Elle inspira douloureusement, mais finit par approuver de la tête. Le chevalier l’observa longuement. Les traits de son visage étaient fins, sans aucune imperfection, et lorsqu’elle baissait ses yeux azur, ils étaient partiellement masqués par de longs cils noirs. Tout chez elle n’était qu’élégance, même ses mains avaient de longs doigts délicats, pareils à ceux des artistes. C’était si inattendu de croiser une telle dame en ces lieux qu’il était tenté de croire qu’il s’agissait en réalité d’une sorcière.

— Très bien, je n’insisterai pas… Votre décision est prise de toute façon. Je ne peux que vous souhaiter bonne chance.
— Je ne crois pas en la chance, mais je vous remercie.

Elle releva sa tête dans un demi-sourire curieux. Le chevalier arqua un sourcil, se demandant bien ce qu’une telle expression pouvait cacher.

— Vous chassez des créatures occultes et maléfiques, mais vous ne croyez pas en la chance ?
— Est-ce si surprenant ? Demanda-t-il, toujours aussi curieux.
— Bien sûr ! Rit-elle, sans aucune once de méchanceté. Si vous côtoyez la magie d’aussi près, aussi bonne que mauvaise, vous devriez croire en votre chance !

Prime ferma les yeux quelques instants, silencieux. La pluie tombait toujours autour d’eux, même si elle semblait enfin se calmer. Il finit par les rouvrir, fixant le sol. Que pouvait-il lui répondre ? Il n’était pas quelqu’un de très chanceux, ni lui, ni son père et encore moins le reste de sa famille. Rien que de songer à ce funeste souvenir, il serra le poing, comme si la chevalière qu’il portait à son doigt lui brûlait la peau. La guérisseuse remarqua bien que ce silence n’était pas comme les précédents. Elle osa toucher sa main du bout des doigts, ramenant le jeune homme au présent. Ce dernier soupira lourdement, remettant ses cheveux en arrière, légèrement agacé :

— Je sais d’expérience qu’il faut se méfier de la magie… De toutes les magies.

Il jeta un regard en direction de la guérisseuse. La jeune femme frémit, un frisson l’électrisant et remontant le long de sa colonne vertébrale. Son regard grenat était si perçant qu’elle ne réussit pas à détourner le sien. Elle se sentit subitement honteuse et une vieille angoisse lui noua la gorge. Elle se pinça les lèvres, regrettant immédiatement ses paroles, se rendant compte qu’elles avaient causé du tort à son interlocuteur. Elle s’inclina respectueusement, rougissant d’embarras ; c’était la première fois depuis longtemps qu’elle rencontrait quelqu’un qui semblait autant rejeter la magie.

— Veuillez m’excuser, j’ignorais que…
— Ne vous en faites pas, c’est dans votre culture. Ne faites pas attention à moi.

Il détourna la tête, remarquant que la pluie s’était finalement arrêtée.
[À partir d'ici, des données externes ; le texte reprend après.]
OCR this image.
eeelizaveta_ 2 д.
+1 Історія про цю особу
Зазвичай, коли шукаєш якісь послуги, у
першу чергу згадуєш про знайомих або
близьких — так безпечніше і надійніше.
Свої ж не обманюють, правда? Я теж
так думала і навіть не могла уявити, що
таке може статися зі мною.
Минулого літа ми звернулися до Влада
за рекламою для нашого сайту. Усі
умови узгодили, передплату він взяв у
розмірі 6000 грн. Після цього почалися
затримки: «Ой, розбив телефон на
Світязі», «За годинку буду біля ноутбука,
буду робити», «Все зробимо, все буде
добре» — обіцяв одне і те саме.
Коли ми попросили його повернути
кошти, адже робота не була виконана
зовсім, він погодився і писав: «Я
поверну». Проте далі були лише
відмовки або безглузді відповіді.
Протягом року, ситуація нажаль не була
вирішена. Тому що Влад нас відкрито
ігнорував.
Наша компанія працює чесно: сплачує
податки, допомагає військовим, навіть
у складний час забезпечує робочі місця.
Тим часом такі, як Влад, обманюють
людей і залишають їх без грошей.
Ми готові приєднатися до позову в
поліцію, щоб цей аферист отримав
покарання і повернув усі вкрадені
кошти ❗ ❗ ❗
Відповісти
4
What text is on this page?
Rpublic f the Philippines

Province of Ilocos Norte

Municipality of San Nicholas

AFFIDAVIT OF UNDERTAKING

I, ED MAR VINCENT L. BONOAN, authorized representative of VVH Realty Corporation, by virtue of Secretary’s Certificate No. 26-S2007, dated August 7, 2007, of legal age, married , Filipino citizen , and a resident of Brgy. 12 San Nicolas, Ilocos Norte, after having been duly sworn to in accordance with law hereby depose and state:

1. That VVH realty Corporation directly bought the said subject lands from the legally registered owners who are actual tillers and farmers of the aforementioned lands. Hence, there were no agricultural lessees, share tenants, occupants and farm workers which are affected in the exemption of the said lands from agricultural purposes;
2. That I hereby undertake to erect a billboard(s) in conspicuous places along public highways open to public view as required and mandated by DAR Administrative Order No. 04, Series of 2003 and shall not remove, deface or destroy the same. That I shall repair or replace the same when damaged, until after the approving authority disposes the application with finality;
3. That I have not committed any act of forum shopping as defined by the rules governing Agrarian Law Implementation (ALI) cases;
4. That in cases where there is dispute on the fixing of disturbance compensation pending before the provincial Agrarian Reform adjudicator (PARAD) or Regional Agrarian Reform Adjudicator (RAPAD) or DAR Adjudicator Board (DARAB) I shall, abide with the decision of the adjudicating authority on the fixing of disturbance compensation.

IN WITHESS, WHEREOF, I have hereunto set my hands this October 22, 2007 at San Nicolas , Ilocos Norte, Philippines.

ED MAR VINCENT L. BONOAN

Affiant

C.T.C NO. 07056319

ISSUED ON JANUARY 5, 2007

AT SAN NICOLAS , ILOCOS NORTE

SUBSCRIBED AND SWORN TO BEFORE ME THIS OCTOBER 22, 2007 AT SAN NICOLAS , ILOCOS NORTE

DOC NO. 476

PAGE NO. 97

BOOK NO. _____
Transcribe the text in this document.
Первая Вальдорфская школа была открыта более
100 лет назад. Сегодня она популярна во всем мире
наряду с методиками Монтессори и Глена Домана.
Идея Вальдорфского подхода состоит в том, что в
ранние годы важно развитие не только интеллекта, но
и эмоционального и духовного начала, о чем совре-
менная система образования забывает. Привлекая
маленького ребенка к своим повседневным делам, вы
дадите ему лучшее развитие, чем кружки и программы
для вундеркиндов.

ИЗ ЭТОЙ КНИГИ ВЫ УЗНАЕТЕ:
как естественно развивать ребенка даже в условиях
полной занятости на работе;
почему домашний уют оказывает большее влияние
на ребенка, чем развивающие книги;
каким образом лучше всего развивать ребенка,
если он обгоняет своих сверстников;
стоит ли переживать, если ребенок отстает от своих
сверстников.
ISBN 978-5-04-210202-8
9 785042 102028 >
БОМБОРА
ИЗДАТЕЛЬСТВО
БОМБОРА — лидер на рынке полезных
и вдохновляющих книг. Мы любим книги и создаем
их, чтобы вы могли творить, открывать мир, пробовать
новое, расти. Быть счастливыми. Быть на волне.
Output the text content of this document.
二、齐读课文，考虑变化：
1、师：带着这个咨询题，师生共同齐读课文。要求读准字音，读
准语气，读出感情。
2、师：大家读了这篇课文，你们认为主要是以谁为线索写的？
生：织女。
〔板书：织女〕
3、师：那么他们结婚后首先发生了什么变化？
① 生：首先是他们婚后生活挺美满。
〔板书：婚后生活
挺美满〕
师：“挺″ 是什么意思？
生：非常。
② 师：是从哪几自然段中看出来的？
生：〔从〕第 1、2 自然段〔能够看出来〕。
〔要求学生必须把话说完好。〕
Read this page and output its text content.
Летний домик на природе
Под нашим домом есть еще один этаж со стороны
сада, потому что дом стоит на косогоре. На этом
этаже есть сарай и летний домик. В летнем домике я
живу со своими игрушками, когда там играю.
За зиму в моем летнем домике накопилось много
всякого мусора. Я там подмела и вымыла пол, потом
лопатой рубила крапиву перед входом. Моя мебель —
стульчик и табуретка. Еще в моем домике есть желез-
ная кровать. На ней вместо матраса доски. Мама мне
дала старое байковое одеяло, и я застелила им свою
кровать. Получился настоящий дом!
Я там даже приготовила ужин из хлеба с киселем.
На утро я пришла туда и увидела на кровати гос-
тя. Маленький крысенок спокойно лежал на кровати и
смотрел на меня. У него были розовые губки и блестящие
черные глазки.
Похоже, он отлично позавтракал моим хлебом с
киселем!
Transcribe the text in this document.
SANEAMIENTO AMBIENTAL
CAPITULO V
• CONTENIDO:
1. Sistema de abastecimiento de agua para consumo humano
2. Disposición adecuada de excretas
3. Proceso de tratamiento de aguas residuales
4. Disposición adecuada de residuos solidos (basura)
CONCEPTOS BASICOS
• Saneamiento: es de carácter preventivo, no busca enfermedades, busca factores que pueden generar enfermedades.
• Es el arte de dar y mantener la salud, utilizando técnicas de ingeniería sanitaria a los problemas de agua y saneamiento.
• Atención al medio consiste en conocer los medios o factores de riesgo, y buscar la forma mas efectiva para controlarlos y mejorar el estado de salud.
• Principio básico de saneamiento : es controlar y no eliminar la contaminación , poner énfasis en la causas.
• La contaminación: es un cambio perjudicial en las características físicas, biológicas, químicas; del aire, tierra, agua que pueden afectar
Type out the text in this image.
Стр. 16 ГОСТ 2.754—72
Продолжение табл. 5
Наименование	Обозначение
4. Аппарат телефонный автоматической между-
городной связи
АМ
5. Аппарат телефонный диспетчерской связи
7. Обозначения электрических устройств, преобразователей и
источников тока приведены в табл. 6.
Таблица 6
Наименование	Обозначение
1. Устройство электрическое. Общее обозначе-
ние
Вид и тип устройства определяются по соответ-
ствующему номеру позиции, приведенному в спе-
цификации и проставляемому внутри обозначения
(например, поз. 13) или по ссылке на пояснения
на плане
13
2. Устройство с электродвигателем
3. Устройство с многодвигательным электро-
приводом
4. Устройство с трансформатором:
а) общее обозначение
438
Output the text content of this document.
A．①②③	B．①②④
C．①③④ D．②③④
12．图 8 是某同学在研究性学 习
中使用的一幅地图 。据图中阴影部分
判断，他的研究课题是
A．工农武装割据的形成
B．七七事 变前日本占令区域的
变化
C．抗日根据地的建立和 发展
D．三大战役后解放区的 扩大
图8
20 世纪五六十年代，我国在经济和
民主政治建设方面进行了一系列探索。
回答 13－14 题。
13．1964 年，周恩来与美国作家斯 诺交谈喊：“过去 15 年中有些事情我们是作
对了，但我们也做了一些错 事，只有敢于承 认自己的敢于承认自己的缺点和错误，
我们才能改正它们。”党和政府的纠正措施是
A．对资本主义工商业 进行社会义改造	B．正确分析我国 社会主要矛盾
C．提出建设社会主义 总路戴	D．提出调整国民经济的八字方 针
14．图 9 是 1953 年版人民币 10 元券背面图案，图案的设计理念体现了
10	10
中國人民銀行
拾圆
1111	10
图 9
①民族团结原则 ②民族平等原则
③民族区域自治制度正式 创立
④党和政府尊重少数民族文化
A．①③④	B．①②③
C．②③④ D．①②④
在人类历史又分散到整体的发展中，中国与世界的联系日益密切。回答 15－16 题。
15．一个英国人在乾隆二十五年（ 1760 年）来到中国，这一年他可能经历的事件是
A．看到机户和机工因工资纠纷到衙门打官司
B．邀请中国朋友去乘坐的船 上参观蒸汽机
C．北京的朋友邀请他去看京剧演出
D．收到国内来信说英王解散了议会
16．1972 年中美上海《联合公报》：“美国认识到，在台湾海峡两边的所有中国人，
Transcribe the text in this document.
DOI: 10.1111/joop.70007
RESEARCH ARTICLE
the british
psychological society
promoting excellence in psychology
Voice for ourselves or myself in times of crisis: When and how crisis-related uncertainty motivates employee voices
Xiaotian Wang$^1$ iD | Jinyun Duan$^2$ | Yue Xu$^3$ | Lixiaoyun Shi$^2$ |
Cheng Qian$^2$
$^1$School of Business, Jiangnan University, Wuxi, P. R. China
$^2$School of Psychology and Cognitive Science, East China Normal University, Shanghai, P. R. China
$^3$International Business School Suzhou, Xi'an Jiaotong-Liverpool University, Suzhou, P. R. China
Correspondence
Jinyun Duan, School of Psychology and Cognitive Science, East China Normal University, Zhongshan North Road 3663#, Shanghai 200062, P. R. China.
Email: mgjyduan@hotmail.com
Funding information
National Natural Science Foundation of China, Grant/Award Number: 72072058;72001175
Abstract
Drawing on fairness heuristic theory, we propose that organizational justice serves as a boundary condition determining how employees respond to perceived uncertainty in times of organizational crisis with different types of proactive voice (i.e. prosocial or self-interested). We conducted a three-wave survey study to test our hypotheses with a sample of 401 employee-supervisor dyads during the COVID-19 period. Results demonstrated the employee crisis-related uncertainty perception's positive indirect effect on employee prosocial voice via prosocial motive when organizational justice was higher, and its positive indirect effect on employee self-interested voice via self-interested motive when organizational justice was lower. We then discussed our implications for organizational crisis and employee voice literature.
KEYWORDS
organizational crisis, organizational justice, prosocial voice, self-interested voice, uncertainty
Il était temps pour lui de reprendre la route. Il s’intéressa à nouveau à la jeune femme, lui adressant un discret sourire qui la prit au dépourvu :

— Je vous souhaite un bon retour chez vous, Mademoiselle la guérisseuse.
— Je… Hésita-t-elle. Je vous souhaite bon courage.

Le chevalier approuva silencieusement de la tête, puis il tourna les talons pour quitter les lieux. La jeune femme leva des yeux désolés vers lui tandis qu’il s’éloignait lentement, disparaissant derrière les arbres. Elle espérait de tout cœur qu’il s’en sortirait, puisqu’elle savait exactement vers quel danger il avançait.